Marc Bielas ’18, for one, says he wouldn’t have taken the class if not for the new angle. The business potential of learning computer science has always intrigued him, he says. But, he continues, “I’ve never had the technical skills to create any of the applications I had thought of.”
Bielas says he likes the focus on turning ideas into profit. Undergrads will be in the workforce soon, he explains, and exposure to the business world can’t hurt. Like its designers, he sees CPSC 112 as a step towards Zuckerberg-like billionaire tech dropouts — something he thinks Yale lacks.
And despite her own reservations and others’, Feigenbaum is at peace with the focus on money and business.

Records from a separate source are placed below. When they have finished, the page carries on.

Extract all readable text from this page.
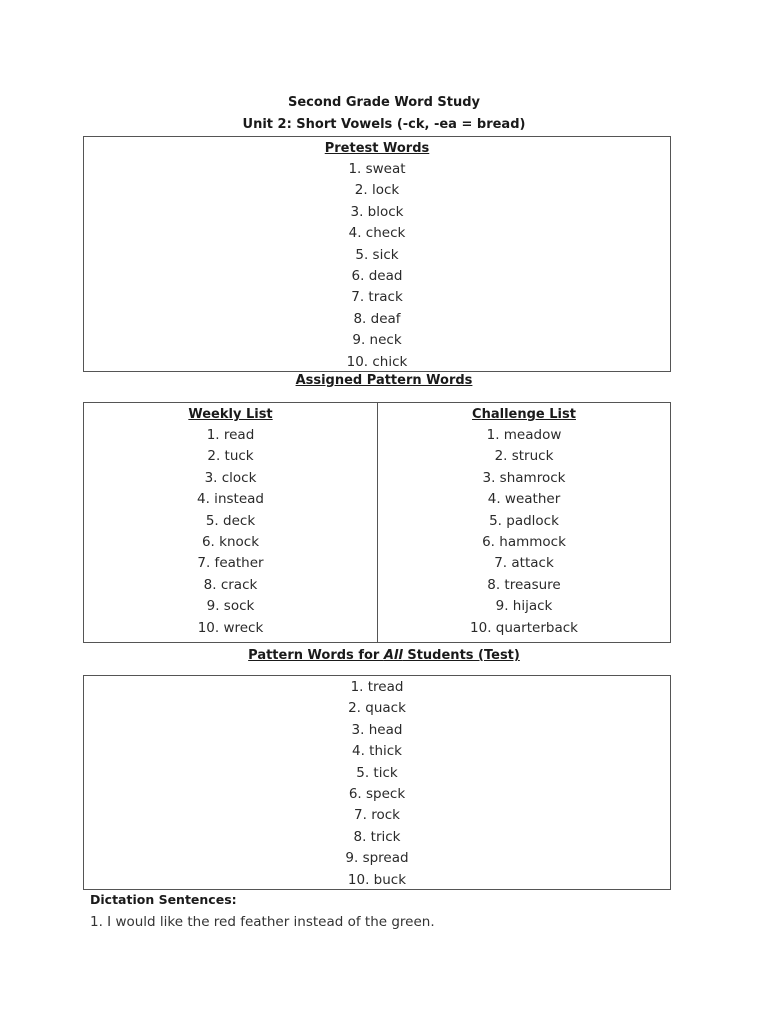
Second Grade Word Study
Unit 2: Short Vowels (-ck, -ea = bread)
Pretest Words
1. sweat
2. lock
3. block
4. check
5. sick
6. dead
7. track
8. deaf
9. neck
10. chick
Assigned Pattern Words
Weekly List
1. read
2. tuck
3. clock
4. instead
5. deck
6. knock
7. feather
8. crack
9. sock
10. wreck
Challenge List
1. meadow
2. struck
3. shamrock
4. weather
5. padlock
6. hammock
7. attack
8. treasure
9. hijack
10. quarterback
Pattern Words for All Students (Test)
1. tread
2. quack
3. head
4. thick
5. tick
6. speck
7. rock
8. trick
9. spread
10. buck
Dictation Sentences:
1. I would like the red feather instead of the green.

“Whether there’s something inherently wrong with thinking about pitching or selling or the economic and business aspect of it, in an undergraduate course — I don’t think so,” she says, pointing out that Yale alumni in tech and other fields often go on to start businesses. But, she qualifies, “I guess the danger might be that some kids actually think there’s a good chance that they can go directly from writing one app to having a successful business. That might be a bit unrealistic.”
That thought, however, is part of what’s driving Yalies’ new enthusiasm for computer science. While the new 112 course will still focus on fundamentals despite its new structure, some students want immediate results.

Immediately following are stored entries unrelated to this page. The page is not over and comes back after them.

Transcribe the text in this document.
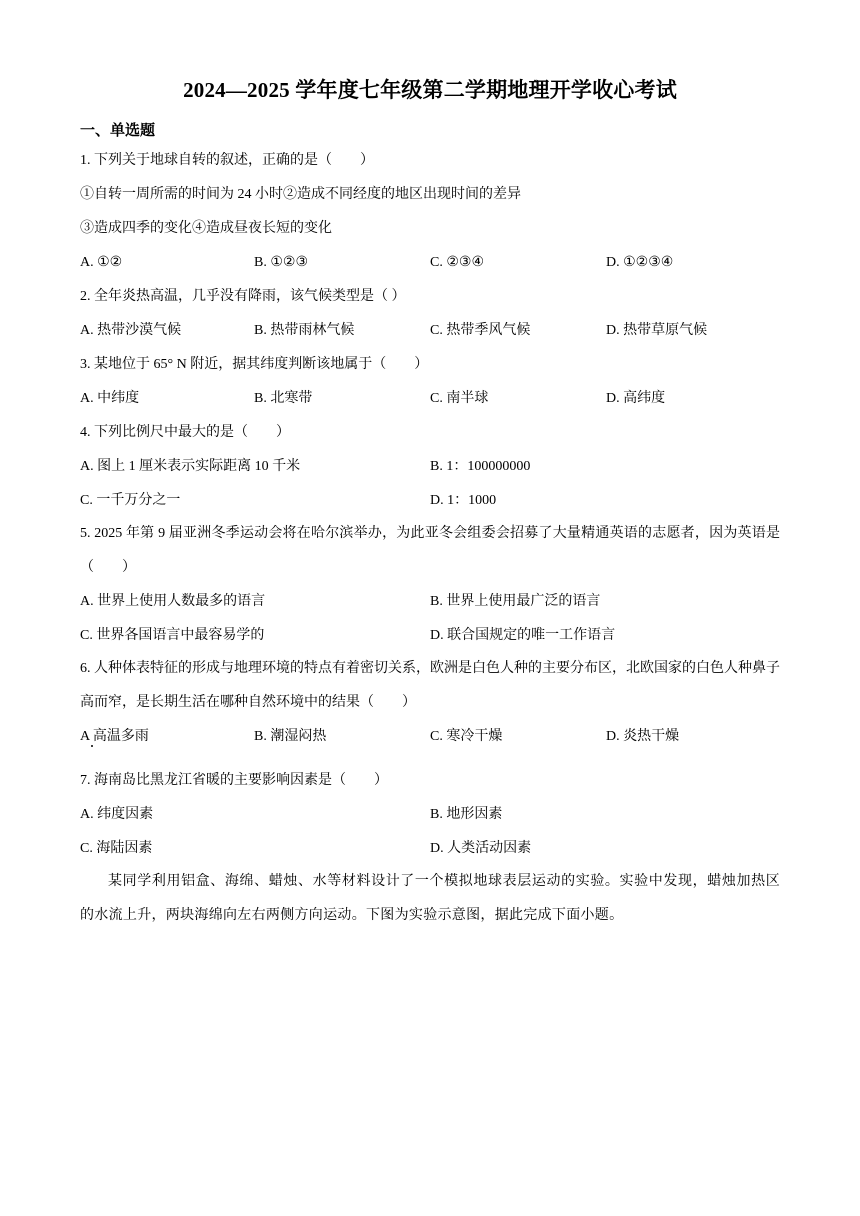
2024—2025 学年度七年级第二学期地理开学收心考试
一、单选题
1. 下列关于地球自转的叙述，正确的是（　　）
①自转一周所需的时间为 24 小时②造成不同经度的地区出现时间的差异
③造成四季的变化④造成昼夜长短的变化
A. ①②	B. ①②③	C. ②③④	D. ①②③④
2. 全年炎热高温，几乎没有降雨，该气候类型是（ ）
A. 热带沙漠气候	B. 热带雨林气候	C. 热带季风气候	D. 热带草原气候
3. 某地位于 65° N 附近，据其纬度判断该地属于（　　）
A. 中纬度	B. 北寒带	C. 南半球	D. 高纬度
4. 下列比例尺中最大的是（　　）
A. 图上 1 厘米表示实际距离 10 千米	B. 1：100000000
C. 一千万分之一	D. 1：1000
5. 2025 年第 9 届亚洲冬季运动会将在哈尔滨举办，为此亚冬会组委会招募了大量精通英语的志愿者，因为英语是（　　）
A. 世界上使用人数最多的语言	B. 世界上使用最广泛的语言
C. 世界各国语言中最容易学的	D. 联合国规定的唯一工作语言
6. 人种体表特征的形成与地理环境的特点有着密切关系，欧洲是白色人种的主要分布区，北欧国家的白色人种鼻子高而窄，是长期生活在哪种自然环境中的结果（　　）
A 高温多雨	B. 潮湿闷热	C. 寒冷干燥	D. 炎热干燥
7. 海南岛比黑龙江省暖的主要影响因素是（　　）
A. 纬度因素	B. 地形因素
C. 海陆因素	D. 人类活动因素
某同学利用铝盒、海绵、蜡烛、水等材料设计了一个模拟地球表层运动的实验。实验中发现，蜡烛加热区的水流上升，两块海绵向左右两侧方向运动。下图为实验示意图，据此完成下面小题。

Those sorts of students make up much of HackYale’s enrollment, and Khan acknowledges that HackYale’s courses “skip over” some fundamentals in order to get students’ ideas online as fast as possible. The group’s founders didn’t plan to launch students towards multi-million dollar IPOs, but some nonetheless see the program as the first step along the way.
“Oftentimes people come to us with startup ideas that they’re not able to implement themselves,” says Reinking. “That’s a really common reason.”
And according to Khan, that ordering of priorities contributed to the department’s initial hesitation to implement a more practical, HackYale-type course. Bay Gross ’13, HackYale’s founder, said in an email that while the department was receptive to the idea, he added that they were “perhaps overly cautious” in embracing what they thought might be a trend lacking in educational value and rigor. And even if the addition of a class like Abadi’s is a step towards a more practical education, Feigenbaum says the department will never teach students how to use computers without understanding how they work.
“The particular languages, they come and go,” says Abadi. “But the fundamentals, they’ve been around for 30, 40 years, and they’re not going anywhere.”
If all anyone did was think about commercializing their inventions, says Feigenbaum, no one would be able to invent anything. “I hope they understand,” she adds, “that they’re not going to get rich quick without putting in work.”